Visaは9月24日、韓国人海外旅行者の今年上半期の対面決済データを前年同期と比較したレポートを公開した。
アジア太平洋地域での支出額は日本、ベトナム、オーストラリアが上位
韓国人のアジア太平洋地域における支出額の上位5カ国は上から順に日本、ベトナム、オーストラリア、タイ、グアムだった。特に、昨年4位だったオーストラリアは今年3位に浮上した。
日本は2023年に続き2024年も韓国人の旅行先のトップだった。顕著な傾向として、アジアにおける取引総額に占める日本の割合が昨年の39%から今年は48%に拡大した。これは、今年上半期の円安、韓国-日本間の直行便への期待などにより、日本が魅力的な旅行先となったことが理由。オーストラリアが4位から3位に浮上したのは、オーストラリアの主要都市に格安航空会社(LCC)の直行便が就航し、アクセスが向上したことや、より幅広くメディアに取り上げられたことが理由として挙げられる。さらに、中国、香港、マカオでも支出額が大幅に増加し、今年上半期の総支出額は昨年から急増した。
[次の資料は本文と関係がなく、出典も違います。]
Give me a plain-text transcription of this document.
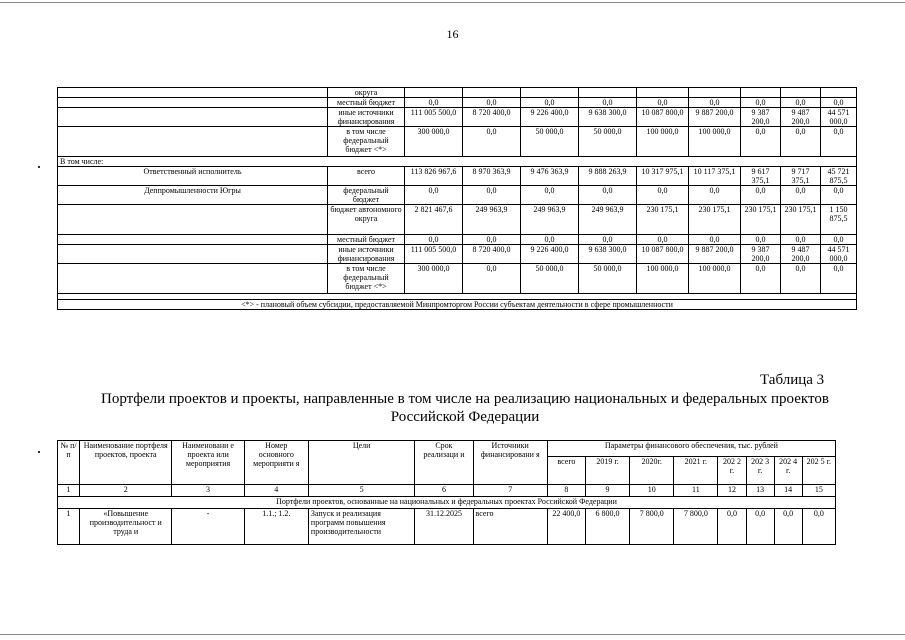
16
	округа									
	местный бюджет	0,0	0,0	0,0	0,0	0,0	0,0	0,0	0,0	0,0
	иные источники финансирования	111 005 500,0	8 720 400,0	9 226 400,0	9 638 300,0	10 087 800,0	9 887 200,0	9 387 200,0	9 487 200,0	44 571 000,0
	в том числе федеральный бюджет <*>	300 000,0	0,0	50 000,0	50 000,0	100 000,0	100 000,0	0,0	0,0	0,0
В том числе:										
Ответственный исполнитель	всего	113 826 967,6	8 970 363,9	9 476 363,9	9 888 263,9	10 317 975,1	10 117 375,1	9 617 375,1	9 717 375,1	45 721 875,5
Деппромышленности Югры	федеральный бюджет	0,0	0,0	0,0	0,0	0,0	0,0	0,0	0,0	0,0
	бюджет автономного округа	2 821 467,6	249 963,9	249 963,9	249 963,9	230 175,1	230 175,1	230 175,1	230 175,1	1 150 875,5
	местный бюджет	0,0	0,0	0,0	0,0	0,0	0,0	0,0	0,0	0,0
	иные источники финансирования	111 005 500,0	8 720 400,0	9 226 400,0	9 638 300,0	10 087 800,0	9 887 200,0	9 387 200,0	9 487 200,0	44 571 000,0
	в том числе федеральный бюджет <*>	300 000,0	0,0	50 000,0	50 000,0	100 000,0	100 000,0	0,0	0,0	0,0

<*> - плановый объем субсидии, предоставляемой Минпромторгом России субъектам деятельности в сфере промышленности										
Таблица 3
Портфели проектов и проекты, направленные в том числе на реализацию национальных и федеральных проектов Российской Федерации
№ п/ п	Наименование портфеля проектов, проекта	Наименовани е проекта или мероприятия	Номер основного мероприяти я	Цели	Срок реализаци и	Источники финансировани я	Параметры финансового обеспечения, тыс. рублей							
							всего	2019 г.	2020г.	2021 г.	202 2 г.	202 3 г.	202 4 г.	202 5 г.
1	2	3	4	5	6	7	8	9	10	11	12	13	14	15
Портфели проектов, основанные на национальных и федеральных проектах Российской Федерации														
1	«Повышение производительност и труда и	-	1.1.; 1.2.	Запуск и реализация программ повышения производительности	31.12.2025	всего	22 400,0	6 800,0	7 800,0	7 800,0	0,0	0,0	0,0	0,0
2023年初頭に入国制限を解除した中国では、総支出額が約4倍となった。香港とマカオでも、総支出額が3倍となり、中華圏の人気の回復が伺える。
日本では「ショッピング」、ベトナムでは「宿泊施設」への支出が最大
決済データに基づく旅行先ごとの支出カテゴリの分析も行われた。韓国人の日本における支出は「ショッピング」がトップだった。特に、総支出額のうち、デパート(30%)、ディスカウント店(14%)、服飾雑貨(10%)の割合が高くなった。一方、宿泊施設はわずか6%と昨年から減少した。この変化は円安により宿泊コストが下がり、ショッピング支出が増えたことが原因だと考えられる。特にデパートとディスカウント店における支出はそれぞれ前年同期比で134%、102%増加し、いずれも2倍以上となった。
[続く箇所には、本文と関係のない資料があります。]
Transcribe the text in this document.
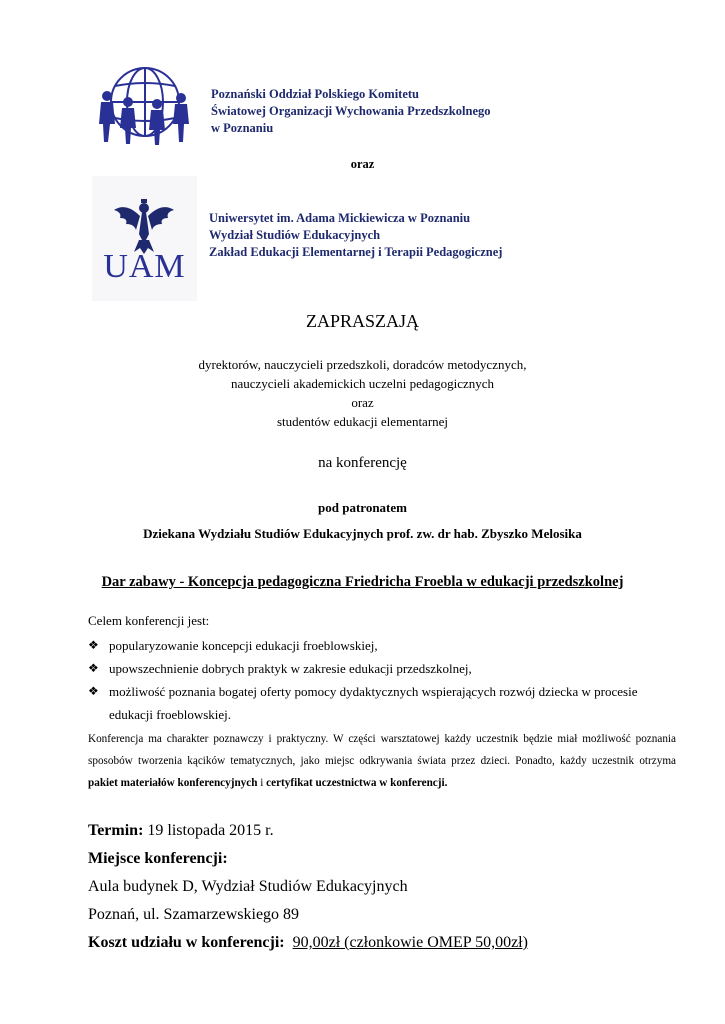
Poznański Oddział Polskiego Komitetu
Światowej Organizacji Wychowania Przedszkolnego
w Poznaniu
oraz
UAM
Uniwersytet im. Adama Mickiewicza w Poznaniu
Wydział Studiów Edukacyjnych
Zakład Edukacji Elementarnej i Terapii Pedagogicznej
ZAPRASZAJĄ
dyrektorów, nauczycieli przedszkoli, doradców metodycznych,
nauczycieli akademickich uczelni pedagogicznych
oraz
studentów edukacji elementarnej
na konferencję
pod patronatem
Dziekana Wydziału Studiów Edukacyjnych prof. zw. dr hab. Zbyszko Melosika
Dar zabawy - Koncepcja pedagogiczna Friedricha Froebla w edukacji przedszkolnej
Celem konferencji jest:
❖ popularyzowanie koncepcji edukacji froeblowskiej,
❖ upowszechnienie dobrych praktyk w zakresie edukacji przedszkolnej,
❖ możliwość poznania bogatej oferty pomocy dydaktycznych wspierających rozwój dziecka w procesie
edukacji froeblowskiej.
Konferencja ma charakter poznawczy i praktyczny. W części warsztatowej każdy uczestnik będzie miał możliwość poznania sposobów tworzenia kącików tematycznych, jako miejsc odkrywania świata przez dzieci. Ponadto, każdy uczestnik otrzyma pakiet materiałów konferencyjnych i certyfikat uczestnictwa w konferencji.
Termin: 19 listopada 2015 r.
Miejsce konferencji:
Aula budynek D, Wydział Studiów Edukacyjnych
Poznań, ul. Szamarzewskiego 89
Koszt udziału w konferencji: 90,00zł (członkowie OMEP 50,00zł)
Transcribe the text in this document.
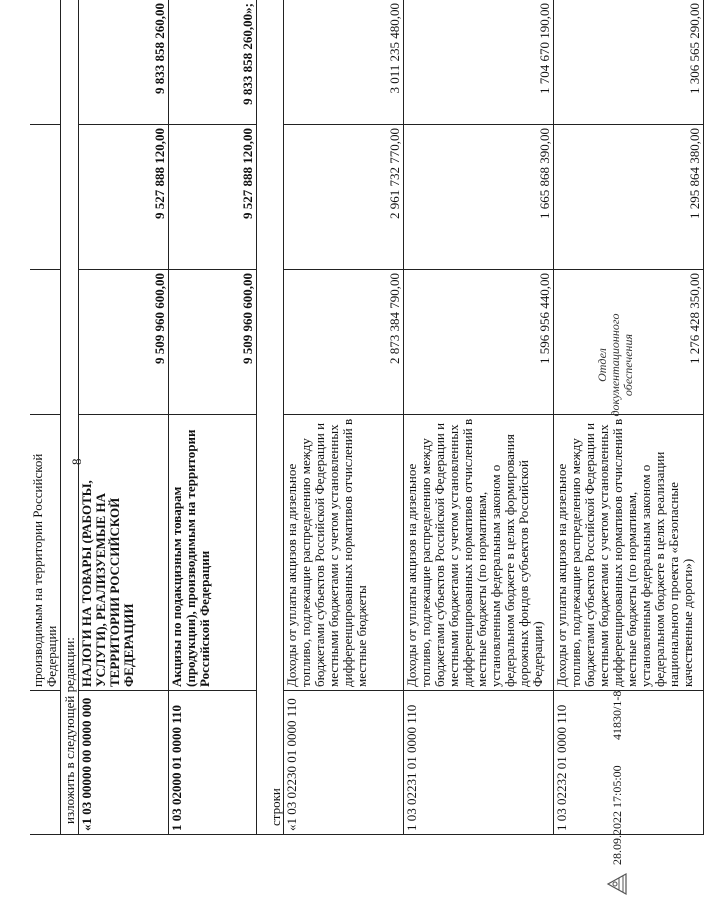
8
	производимым на территории Российской Федерации			
изложить в следующей редакции:				
«1 03 00000 00 0000 000	НАЛОГИ НА ТОВАРЫ (РАБОТЫ, УСЛУГИ), РЕАЛИЗУЕМЫЕ НА ТЕРРИТОРИИ РОССИЙСКОЙ ФЕДЕРАЦИИ	9 509 960 600,00	9 527 888 120,00	9 833 858 260,00
1 03 02000 01 0000 110	Акцизы по подакцизным товарам (продукции), производимым на территории Российской Федерации	9 509 960 600,00	9 527 888 120,00	9 833 858 260,00»;
строки				
«1 03 02230 01 0000 110	Доходы от уплаты акцизов на дизельное топливо, подлежащие распределению между бюджетами субъектов Российской Федерации и местными бюджетами с учетом установленных дифференцированных нормативов отчислений в местные бюджеты	2 873 384 790,00	2 961 732 770,00	3 011 235 480,00
1 03 02231 01 0000 110	Доходы от уплаты акцизов на дизельное топливо, подлежащие распределению между бюджетами субъектов Российской Федерации и местными бюджетами с учетом установленных дифференцированных нормативов отчислений в местные бюджеты (по нормативам, установленным федеральным законом о федеральном бюджете в целях формирования дорожных фондов субъектов Российской Федерации)	1 596 956 440,00	1 665 868 390,00	1 704 670 190,00
1 03 02232 01 0000 110	Доходы от уплаты акцизов на дизельное топливо, подлежащие распределению между бюджетами субъектов Российской Федерации и местными бюджетами с учетом установленных дифференцированных нормативов отчислений в местные бюджеты (по нормативам, установленным федеральным законом о федеральном бюджете в целях реализации национального проекта «Безопасные качественные дороги»)	1 276 428 350,00	1 295 864 380,00	1 306 565 290,00
28.09.2022 17:05:00
41830/1-8
Отдел документационного обеспечения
2位のベトナムでは宿泊施設(21%)への支出が最大で、昨年から60%増加し、リゾート地としての人気が改めて示された。ベトナムはフードツーリズムでも評価が高く、レストランにおける支出が総額の17%を占めた。
3位のオーストラリアでは、スーパー(16%)とレストラン(14%)における支出が最も高くなった。また他のアジア太平洋地域の国と異なるユニークな傾向として、医薬品(12%)の占める割合が相対的に高く、サプリメントやOTC薬が地域の特産物として人気を集めているようだ。
欧州とオーストラリアでは交通系カードが必要なくタッチ決済が主流
韓国人海外旅行者の、国外でのVisaのタッチ決済データも分析した。タッチ決済は韓国ではやっと普及し始めたばかりだが、海外ではすでにここ数年、一般的となっている。旅行時に素早く便利なタッチ決済を利用する韓国人海外旅行者が増えている。
英国では決済の85%がタッチ決済で行われ、スペイン、イタリア、フランスなど西欧各国でもタッチ決済が取引の70~80%を占めている。オーストラリアでも80%以上の高い割合となっている。アジアでは欧州よりタッチ決済の普及が遅れているが、昨年と今年を比較すると顕著に上昇。人気の旅行先におけるタッチ決済の利用は大きく拡大し、日本では11%から29%、ベトナムでは15%から33%、タイでは24%から35%へと顕著な成長を見せている。さらに、交通系カードを別途購入しなくても、持っているカードで公共交通機関の運賃をタッチ決済で支払うことが可能なオープンループの公共交通システムの利用率は特に高く、タイ、オーストラリア、英国では90%を超えている。
Visa韓国のカントリーマネージャーのパトリック・ストーリー氏は、「韓国人の海外旅行の傾向がわずか1年で大きく変化したことは瞠目に値します。特に、外国でタッチ決済を体験し、帰国後も好ましい決済方法として利用したいと考えていただけるようであれば、オープンループシステムを含むVisaのタッチ決済の基盤の開発につながり、さらに弾みがつくと期待しています」と述べている。